Вспоминается Ницше и его «Сумерки богов».
Если Казанова — бог, он и в самом деле идет к своему безвозвратному сумраку. Что ж… Кстати, вот уже на протяжении двух веков пропаганда, которая то млеет от дурацкого восторга, то насмешничает, а чаще всего злобствует, стремится исказить память о Казанове, иначе говоря исказить то, что он написал.
В особенности фальсификаторам не нравится, что он сам описал свою жизнь и что от книги нельзя оторваться.
Я хотел рассказать о совсем другом Казанове. О том, кто и сегодня, затесавшись в толпу японских туристов, прогуливается в Венеции у Дворца дожей.

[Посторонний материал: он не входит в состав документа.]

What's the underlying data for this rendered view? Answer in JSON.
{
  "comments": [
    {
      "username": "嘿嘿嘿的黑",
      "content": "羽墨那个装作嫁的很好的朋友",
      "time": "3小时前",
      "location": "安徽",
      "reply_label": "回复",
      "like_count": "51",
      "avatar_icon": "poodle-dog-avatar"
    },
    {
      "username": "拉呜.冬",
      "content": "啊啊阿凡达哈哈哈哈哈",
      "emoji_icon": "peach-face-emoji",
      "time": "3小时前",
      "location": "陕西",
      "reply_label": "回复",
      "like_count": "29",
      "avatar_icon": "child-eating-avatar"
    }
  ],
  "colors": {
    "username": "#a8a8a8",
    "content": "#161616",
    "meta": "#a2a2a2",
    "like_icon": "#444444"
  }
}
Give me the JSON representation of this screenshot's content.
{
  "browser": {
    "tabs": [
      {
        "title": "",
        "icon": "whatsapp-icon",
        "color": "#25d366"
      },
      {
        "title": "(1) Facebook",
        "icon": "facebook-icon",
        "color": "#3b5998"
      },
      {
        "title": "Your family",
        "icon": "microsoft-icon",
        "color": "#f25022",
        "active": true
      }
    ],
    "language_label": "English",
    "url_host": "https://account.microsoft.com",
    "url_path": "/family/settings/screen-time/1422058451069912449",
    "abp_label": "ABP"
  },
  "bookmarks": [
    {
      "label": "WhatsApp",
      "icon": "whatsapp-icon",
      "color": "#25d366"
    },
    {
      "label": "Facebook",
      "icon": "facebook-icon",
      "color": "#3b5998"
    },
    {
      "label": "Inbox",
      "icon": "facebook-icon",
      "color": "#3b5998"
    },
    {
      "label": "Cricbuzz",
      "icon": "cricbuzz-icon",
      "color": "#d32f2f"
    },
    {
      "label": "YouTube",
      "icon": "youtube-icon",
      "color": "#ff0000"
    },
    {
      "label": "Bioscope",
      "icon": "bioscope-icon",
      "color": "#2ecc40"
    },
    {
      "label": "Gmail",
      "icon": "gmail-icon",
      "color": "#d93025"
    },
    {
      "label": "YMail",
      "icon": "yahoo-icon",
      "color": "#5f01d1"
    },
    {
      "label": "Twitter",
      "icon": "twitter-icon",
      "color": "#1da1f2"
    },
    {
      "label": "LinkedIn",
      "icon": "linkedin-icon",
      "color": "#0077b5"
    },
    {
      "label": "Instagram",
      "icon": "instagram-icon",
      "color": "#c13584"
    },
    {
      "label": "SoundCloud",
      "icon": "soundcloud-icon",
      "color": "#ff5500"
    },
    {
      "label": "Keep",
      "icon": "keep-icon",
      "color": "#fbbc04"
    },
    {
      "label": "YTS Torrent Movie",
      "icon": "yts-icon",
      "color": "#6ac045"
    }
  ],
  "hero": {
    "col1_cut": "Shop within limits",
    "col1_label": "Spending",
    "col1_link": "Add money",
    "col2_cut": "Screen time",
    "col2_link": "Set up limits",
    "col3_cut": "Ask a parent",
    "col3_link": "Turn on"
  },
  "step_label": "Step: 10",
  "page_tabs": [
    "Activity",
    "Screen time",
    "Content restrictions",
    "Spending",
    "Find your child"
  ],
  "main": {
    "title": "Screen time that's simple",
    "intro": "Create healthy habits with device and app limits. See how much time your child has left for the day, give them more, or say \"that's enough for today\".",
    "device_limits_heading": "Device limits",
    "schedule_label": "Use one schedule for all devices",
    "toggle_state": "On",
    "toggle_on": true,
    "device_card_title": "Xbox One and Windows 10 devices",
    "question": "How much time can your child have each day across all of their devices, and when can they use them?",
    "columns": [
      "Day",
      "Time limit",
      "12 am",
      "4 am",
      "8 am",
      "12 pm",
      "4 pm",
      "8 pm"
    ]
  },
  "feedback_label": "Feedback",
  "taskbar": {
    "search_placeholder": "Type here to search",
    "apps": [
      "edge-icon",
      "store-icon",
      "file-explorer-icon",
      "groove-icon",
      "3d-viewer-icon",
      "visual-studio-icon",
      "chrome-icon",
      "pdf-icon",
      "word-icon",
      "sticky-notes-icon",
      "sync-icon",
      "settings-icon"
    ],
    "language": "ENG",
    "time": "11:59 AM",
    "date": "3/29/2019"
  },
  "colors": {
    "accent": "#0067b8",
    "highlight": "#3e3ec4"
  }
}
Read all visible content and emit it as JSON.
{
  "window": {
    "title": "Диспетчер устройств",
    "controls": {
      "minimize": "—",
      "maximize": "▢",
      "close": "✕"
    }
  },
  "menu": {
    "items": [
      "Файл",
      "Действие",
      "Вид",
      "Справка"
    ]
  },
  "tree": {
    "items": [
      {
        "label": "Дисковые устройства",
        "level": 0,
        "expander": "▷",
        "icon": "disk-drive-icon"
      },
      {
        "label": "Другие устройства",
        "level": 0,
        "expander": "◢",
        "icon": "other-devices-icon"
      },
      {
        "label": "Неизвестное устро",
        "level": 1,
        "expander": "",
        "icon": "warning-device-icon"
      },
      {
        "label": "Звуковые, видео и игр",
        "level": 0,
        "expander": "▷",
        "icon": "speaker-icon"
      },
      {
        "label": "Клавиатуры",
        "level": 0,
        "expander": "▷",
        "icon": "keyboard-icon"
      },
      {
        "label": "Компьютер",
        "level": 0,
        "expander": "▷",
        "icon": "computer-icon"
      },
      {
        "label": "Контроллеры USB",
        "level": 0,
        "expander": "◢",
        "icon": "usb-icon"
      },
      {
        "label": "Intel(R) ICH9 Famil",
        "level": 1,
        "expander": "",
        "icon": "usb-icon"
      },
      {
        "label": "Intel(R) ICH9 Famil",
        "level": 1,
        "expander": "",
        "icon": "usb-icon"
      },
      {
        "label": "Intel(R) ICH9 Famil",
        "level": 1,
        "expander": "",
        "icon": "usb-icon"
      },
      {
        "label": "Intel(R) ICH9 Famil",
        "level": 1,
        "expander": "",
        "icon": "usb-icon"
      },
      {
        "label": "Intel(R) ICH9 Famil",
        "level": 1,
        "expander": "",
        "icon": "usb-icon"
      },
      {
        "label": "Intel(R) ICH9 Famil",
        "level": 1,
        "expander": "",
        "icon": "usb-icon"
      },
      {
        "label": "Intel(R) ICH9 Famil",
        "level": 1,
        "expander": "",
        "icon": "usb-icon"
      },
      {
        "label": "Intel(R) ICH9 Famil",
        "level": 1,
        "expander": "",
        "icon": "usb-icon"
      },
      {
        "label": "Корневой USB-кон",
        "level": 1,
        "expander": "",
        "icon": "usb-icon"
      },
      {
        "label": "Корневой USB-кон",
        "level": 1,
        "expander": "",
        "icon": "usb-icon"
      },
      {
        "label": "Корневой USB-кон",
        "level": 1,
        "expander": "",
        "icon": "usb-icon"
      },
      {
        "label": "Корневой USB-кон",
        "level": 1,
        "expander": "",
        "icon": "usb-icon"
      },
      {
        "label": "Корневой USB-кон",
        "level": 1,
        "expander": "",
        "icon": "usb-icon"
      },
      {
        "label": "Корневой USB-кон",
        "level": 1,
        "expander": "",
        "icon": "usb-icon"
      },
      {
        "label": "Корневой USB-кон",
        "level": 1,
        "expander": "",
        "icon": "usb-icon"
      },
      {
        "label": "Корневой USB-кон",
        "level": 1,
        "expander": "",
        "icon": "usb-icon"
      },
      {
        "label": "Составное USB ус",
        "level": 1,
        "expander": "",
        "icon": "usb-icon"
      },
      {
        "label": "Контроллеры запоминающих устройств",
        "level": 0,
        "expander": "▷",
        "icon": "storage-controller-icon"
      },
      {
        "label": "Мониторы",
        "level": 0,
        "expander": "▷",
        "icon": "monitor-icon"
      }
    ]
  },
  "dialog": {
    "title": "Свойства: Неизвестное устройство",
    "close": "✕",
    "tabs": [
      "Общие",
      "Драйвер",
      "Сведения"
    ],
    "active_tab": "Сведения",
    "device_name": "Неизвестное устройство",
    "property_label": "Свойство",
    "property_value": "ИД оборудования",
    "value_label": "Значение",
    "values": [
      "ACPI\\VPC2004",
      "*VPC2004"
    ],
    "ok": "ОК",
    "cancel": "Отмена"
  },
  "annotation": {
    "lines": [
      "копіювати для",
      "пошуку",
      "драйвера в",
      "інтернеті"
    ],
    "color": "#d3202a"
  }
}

Никто его не замечает. Двести лет спустя после смерти он выглядит отменно. Твердая поступь, ясный взгляд, как тогда, когда ему было тридцать, перед самым его арестом. Это он, под другим именем, принимает нынче днем под крышей Пьомби французскую телевизионную группу, которая, отправившись на поиски Казы, добралась аж до самой Чехословакии. Это ему служба безопасности дворца не позволяет подняться на крышу, чтобы показать то самое место, откуда ему удалось бежать. И это он вместо меня дает интервью, заснятое в его камере (я в этот день, 4 июня 1998 года, сильно простудился, несмотря на хорошую погоду).
Каза проходит мимо посредственных представлений, организованных в честь двухсотлетия со дня его смерти (ни больше ни меньше). Рассеянным взглядом скользит он (такая у него привычка) по косметическим товарам, спонсором которых он якобы является, по ресторанам и кафе, присвоившим себе его имя, по кинотеатрам, в которых показывают очередной фильм о нем, по иллюстрированным журналам, где его используют, чтобы раскрутить того или иного актера. Он лишь на минуту задерживается у смехотворного памятника, воздвигнутого на площади Святого Марка, — говорят, он изображает его, Казанову. Во время карнавала вокруг скульптуры крутились, позируя фотографам, расфуфыренные модели.
Что вы хотите? Спектакль.
Все это не представляет ни малейшего интереса, но эти клише служат маскировкой. Никому не вздумается проверять, что произойдет сегодня вечером в домике свиданий, который Каза снял на Мурано, на Торчелло или, еще лучше, на маленьком островке, названия которого никто не знает, подальше в лагуне.